Immuniteit is het nieuwe goud

Immuniteit tegen corona is goud waard. Alle lange termijn strategieën zijn daarop gericht. Zowel op de schaal van hele populatie en landen, als op het niveau van de groep en van individuen. Op de schaal van bevolkingen is dat het streven naar kudde-immuniteit waarbij 60 tot 80% immuun wordt. Op het niveau van de groep zijn dat maatregelen zoals de te ontwikkelen apps, het afstand houden en het voorkomen van besmetting.

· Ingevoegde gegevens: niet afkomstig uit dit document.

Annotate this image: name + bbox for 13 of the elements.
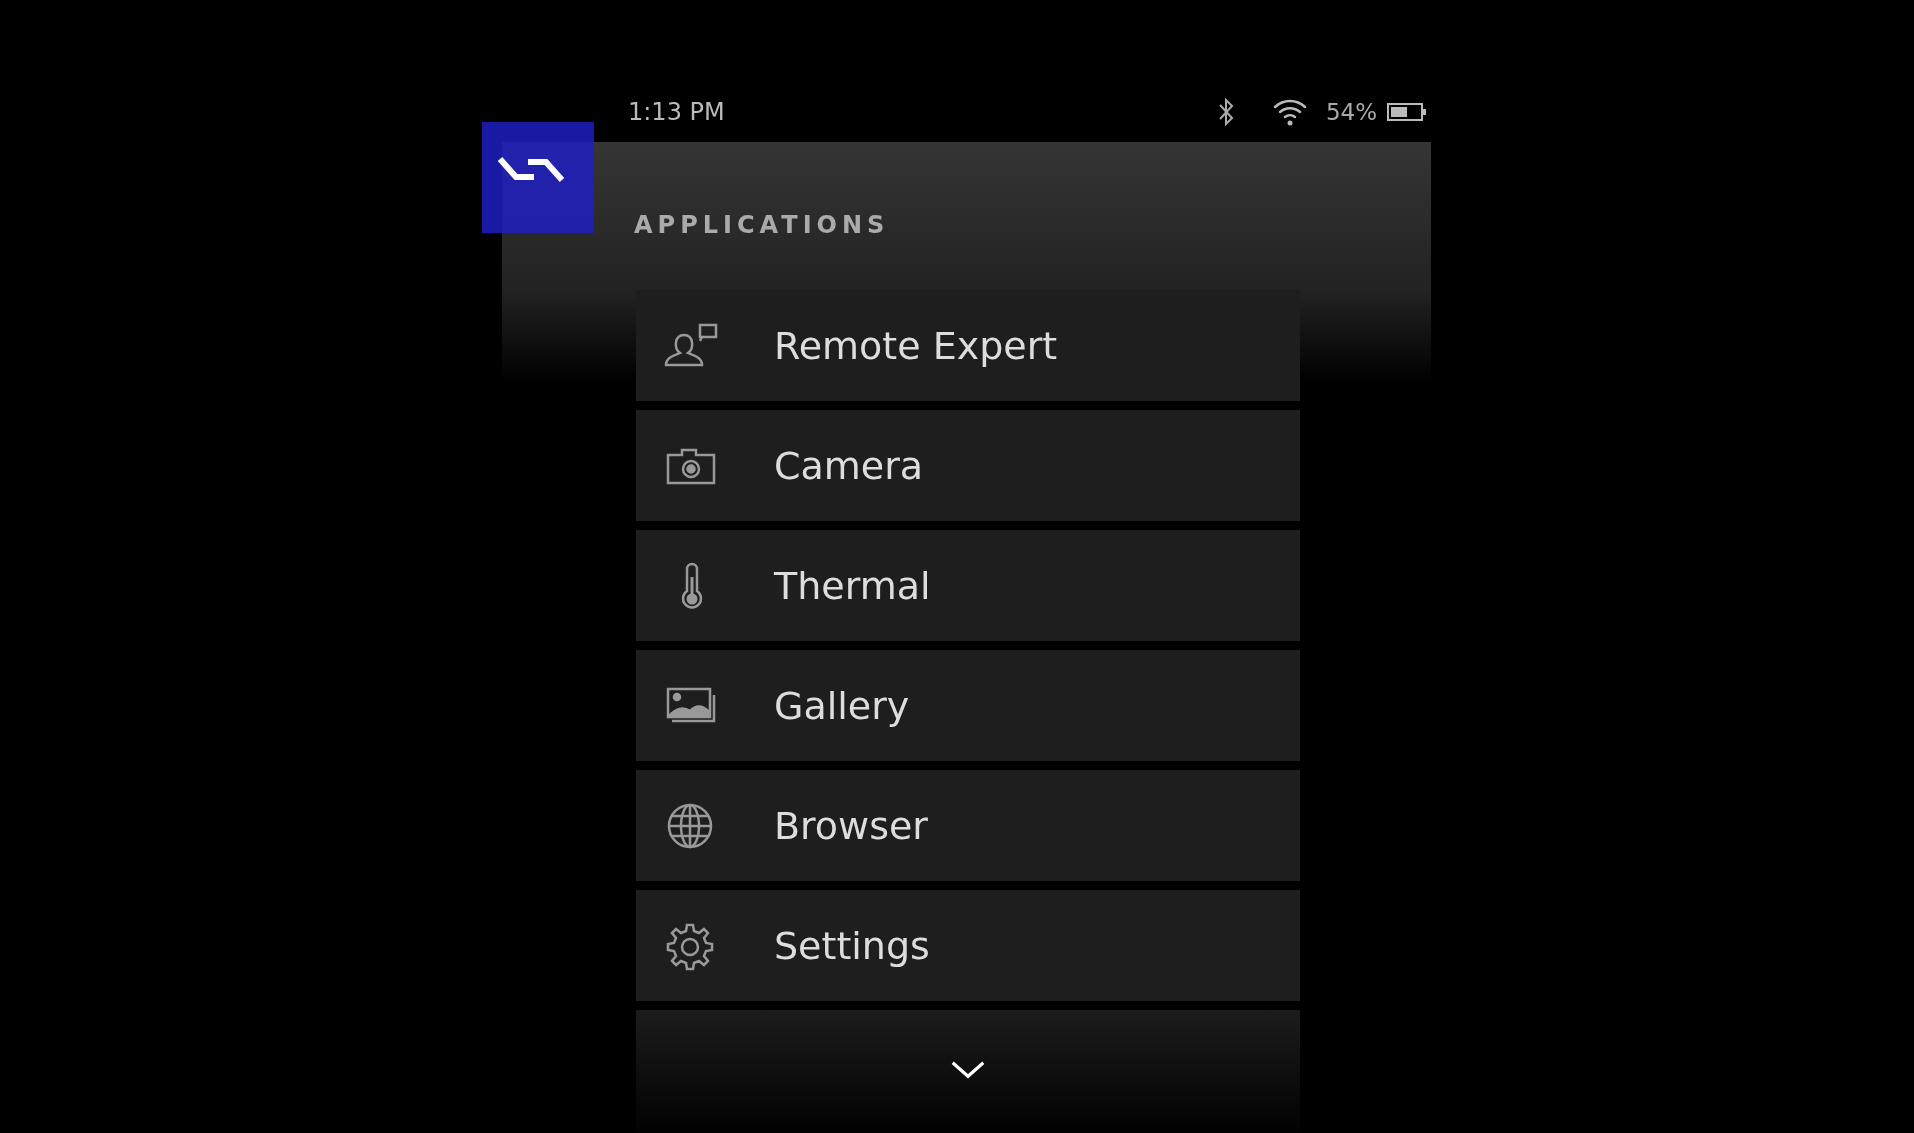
battery-icon [1387,103,1427,121]
chevron-down-icon [950,1060,986,1080]
logo-icon [482,122,594,233]
wifi-icon [1271,97,1308,127]
section-title: APPLICATIONS [634,210,891,240]
app-menu-item[interactable]: Settings [636,890,1300,1001]
app-menu-item[interactable]: Gallery [636,650,1300,761]
status-time: 1:13 PM [628,97,725,128]
app-menu-item[interactable]: Remote Expert [636,290,1300,401]
battery-percentage: 54% [1325,99,1377,125]
app-menu-item[interactable]: Camera [636,410,1300,521]
app-menu-item[interactable]: Thermal [636,530,1300,641]
app-menu-item[interactable]: Browser [636,770,1300,881]
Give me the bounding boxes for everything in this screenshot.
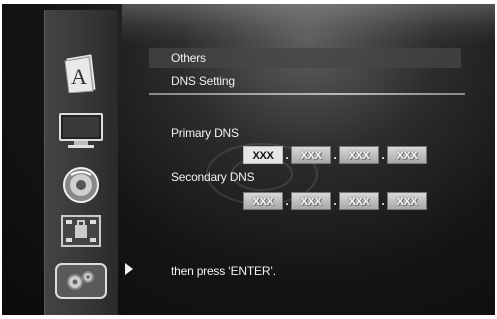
setup-panel: A Others DNS Setting Primary DNS XXX . X… — [2, 4, 495, 315]
setup-sidebar: A — [44, 10, 118, 315]
primary-dns-label: Primary DNS — [171, 126, 239, 140]
breadcrumb-others: Others — [149, 48, 461, 68]
secondary-dns-octet-2[interactable]: XXX — [291, 192, 331, 210]
selection-arrow-icon — [125, 263, 133, 275]
primary-dns-octet-2[interactable]: XXX — [291, 146, 331, 164]
svg-text:A: A — [71, 64, 87, 89]
header-divider — [149, 93, 465, 95]
display-icon[interactable] — [55, 108, 107, 154]
audio-icon[interactable] — [55, 162, 107, 208]
secondary-dns-octet-4[interactable]: XXX — [387, 192, 427, 210]
network-icon[interactable] — [55, 258, 107, 304]
parental-icon[interactable] — [55, 208, 107, 254]
screen-frame: A Others DNS Setting Primary DNS XXX . X… — [0, 0, 497, 319]
language-icon[interactable]: A — [55, 50, 107, 96]
octet-separator: . — [381, 194, 385, 208]
primary-dns-octet-3[interactable]: XXX — [339, 146, 379, 164]
octet-separator: . — [285, 194, 289, 208]
primary-dns-octet-1[interactable]: XXX — [243, 146, 283, 164]
secondary-dns-label: Secondary DNS — [171, 170, 255, 184]
secondary-dns-octet-3[interactable]: XXX — [339, 192, 379, 210]
secondary-dns-field: XXX . XXX . XXX . XXX — [243, 192, 427, 210]
octet-separator: . — [381, 148, 385, 162]
octet-separator: . — [333, 194, 337, 208]
primary-dns-field: XXX . XXX . XXX . XXX — [243, 146, 427, 164]
octet-separator: . — [333, 148, 337, 162]
primary-dns-octet-4[interactable]: XXX — [387, 146, 427, 164]
top-sheen — [122, 4, 495, 44]
dns-setting-content: Others DNS Setting Primary DNS XXX . XXX… — [149, 44, 465, 314]
octet-separator: . — [285, 148, 289, 162]
secondary-dns-octet-1[interactable]: XXX — [243, 192, 283, 210]
breadcrumb-dns-setting: DNS Setting — [171, 74, 235, 88]
instruction-text: then press ‘ENTER’. — [171, 264, 276, 278]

Op het niveau van individuen zijn dat maatregelen van hygiëne en de ontwikkeling van een vaccin.
Boeiend onderzoek naar de hoeveelheden antistoffen van verschillende coronapatiënten werd getoond in de briefing van het RIVM aan de Tweede Kamer op 8 april door professor Jaap van Dissel in functie van directeur infectieziekten van het RIVM. Dat onderzoek is gedaan door Marion Koopman van het Erasmus MC. We leerden eruit dat er verschillende wijzen van het testen van die antistoffen zijn, dat verschillende patiënten verschillen hoeveelheden antistoffen hebben en dat er grofweg een correlatie is tussen de hevigheid van de doorgemaakte en overleefde ziekte en de hoeveelheid antilichaampjes tegen het virus en daarmee de mate van immuniteit.

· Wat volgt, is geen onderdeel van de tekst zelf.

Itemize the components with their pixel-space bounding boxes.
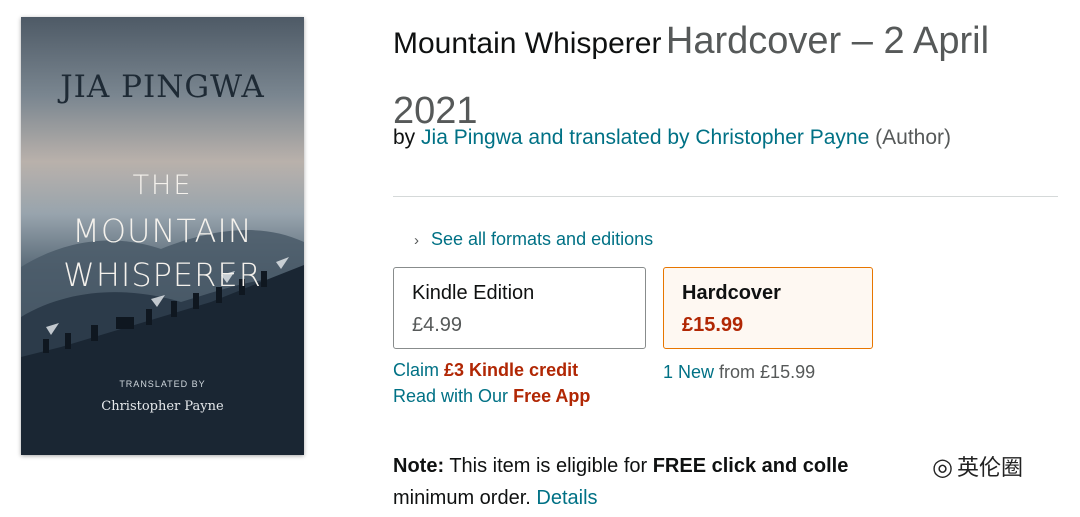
book-cover-image[interactable]: JIA PINGWA THE MOUNTAIN WHISPERER TRANSL… — [21, 17, 304, 455]
cover-title-line: MOUNTAIN — [72, 212, 253, 250]
note-line-2: minimum order. Details — [393, 487, 598, 510]
cover-title-line: WHISPERER — [63, 256, 262, 294]
format-name: Kindle Edition — [412, 282, 535, 304]
format-option-kindle[interactable]: Kindle Edition £4.99 — [393, 267, 646, 349]
chevron-right-icon: › — [414, 232, 419, 249]
watermark: ◎ 英伦圈 — [928, 450, 1027, 482]
note-text: This item is eligible for — [449, 455, 648, 477]
note-line: Note: This item is eligible for FREE cli… — [393, 455, 848, 478]
read-prefix: Read with Our — [393, 386, 509, 406]
see-all-formats-link[interactable]: › See all formats and editions — [414, 229, 653, 250]
offers-from-price: from £15.99 — [719, 362, 816, 382]
format-price: £15.99 — [682, 314, 744, 336]
watermark-text: 英伦圈 — [956, 455, 1023, 480]
cover-translator: Christopher Payne — [101, 399, 224, 414]
note-bold-text: FREE click and colle — [652, 455, 849, 477]
byline-by: by — [393, 126, 416, 149]
note-label: Note: — [393, 455, 445, 477]
claim-kindle-credit-link[interactable]: Claim £3 Kindle credit — [393, 360, 578, 381]
details-link[interactable]: Details — [536, 487, 597, 509]
see-all-formats-label: See all formats and editions — [431, 229, 654, 249]
author-role: (Author) — [875, 126, 951, 149]
format-price: £4.99 — [412, 314, 463, 336]
cover-title-line: THE — [132, 170, 193, 201]
product-title-text: Mountain Whisperer — [393, 27, 662, 60]
divider — [393, 196, 1058, 197]
new-offers-link[interactable]: 1 New — [663, 362, 714, 382]
byline: by Jia Pingwa and translated by Christop… — [393, 126, 951, 150]
read-free-app-link[interactable]: Read with Our Free App — [393, 386, 590, 407]
author-link[interactable]: Jia Pingwa and translated by Christopher… — [421, 126, 869, 149]
cover-author: JIA PINGWA — [60, 69, 265, 105]
wechat-icon: ◎ — [932, 454, 953, 481]
format-option-hardcover[interactable]: Hardcover £15.99 — [663, 267, 873, 349]
claim-prefix: Claim — [393, 360, 440, 380]
hardcover-offers: 1 New from £15.99 — [663, 362, 815, 383]
cover-translated-by: TRANSLATED BY — [119, 379, 206, 389]
kindle-credit: £3 Kindle credit — [444, 360, 579, 380]
free-app-label: Free App — [513, 386, 591, 406]
format-name: Hardcover — [682, 282, 781, 304]
note-text-2: minimum order. — [393, 487, 531, 509]
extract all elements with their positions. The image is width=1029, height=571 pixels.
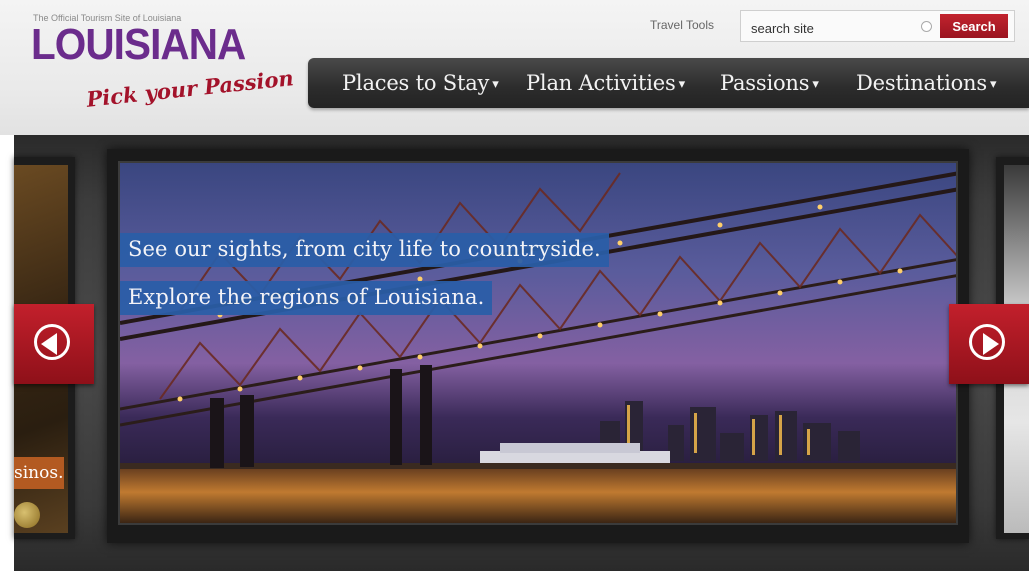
caret-down-icon: ▾ — [678, 77, 686, 92]
clear-search-icon[interactable] — [921, 21, 932, 32]
nav-label: Places to Stay — [342, 71, 490, 95]
arrow-left-icon — [41, 333, 57, 355]
nav-label: Plan Activities — [526, 71, 676, 95]
nav-passions[interactable]: Passions ▾ — [720, 71, 819, 95]
caret-down-icon: ▾ — [812, 77, 819, 92]
arrow-right-icon — [983, 333, 999, 355]
carousel-prev-button[interactable] — [14, 304, 94, 384]
caret-down-icon: ▾ — [989, 77, 997, 92]
nav-label: Passions — [720, 71, 810, 95]
search-bar: Search — [740, 10, 1015, 42]
nav-destinations[interactable]: Destinations ▾ — [856, 71, 996, 95]
nav-label: Destinations — [856, 71, 987, 95]
slide-caption-line2[interactable]: Explore the regions of Louisiana. — [120, 281, 493, 315]
caret-down-icon: ▾ — [492, 77, 499, 92]
current-slide[interactable]: See our sights, from city life to countr… — [118, 161, 958, 525]
main-nav: Places to Stay ▾ Plan Activities ▾ Passion… — [308, 58, 1029, 108]
travel-tools-link[interactable]: Travel Tools — [650, 18, 714, 32]
site-header: The Official Tourism Site of Louisiana L… — [0, 0, 1029, 135]
previous-slide-caption: sinos. — [14, 457, 64, 489]
nav-plan-activities[interactable]: Plan Activities ▾ — [526, 71, 685, 95]
hero-carousel: sinos. See our sights, from city life to… — [14, 135, 1029, 571]
casino-chip-image — [14, 502, 40, 528]
logo-slogan: Pick your Passion — [85, 65, 295, 112]
current-slide-frame: See our sights, from city life to countr… — [107, 149, 969, 543]
carousel-next-button[interactable] — [949, 304, 1029, 384]
nav-places-to-stay[interactable]: Places to Stay ▾ — [342, 71, 499, 95]
bridge-skyline-photo — [120, 163, 956, 523]
search-button[interactable]: Search — [940, 14, 1008, 38]
search-input[interactable] — [747, 16, 925, 40]
louisiana-logo[interactable]: LOUISIANA — [31, 23, 246, 67]
slide-caption-line1: See our sights, from city life to countr… — [120, 233, 609, 267]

GGrafiek met antilichaampjes in verschillende tests onderzoek Marion Koopmans Erasmus MC Foto RG
Door een slimme vraag van Esther Ouwehand van de Partij van de Dieren, ‘Veel mensen hopen dat als ze corona gehad hebben ze weer hun ouders of grootouders kunnen bezoeken omdat ze immuun en niet meer besmettelijk zijn’, kwam de hierbij belangrijke kwestie van de grensgebieden aan de orde. Ze vroeg wanneer mensen met zogeheten ‘milde klachten’ kunnen weten dat ze immuun zijn en als dat niet precies bekend is ‘betekent dat dan, dat er een groep mensen is die voortdurend milde klachten hebben en voortdurend weer besmettelijk kunnen zijn?’
Van Dissel antwoordde dat het onduidelijk was of mensen met milde klachten die de ziekte te boven gekomen zijn, immuun geworden zijn.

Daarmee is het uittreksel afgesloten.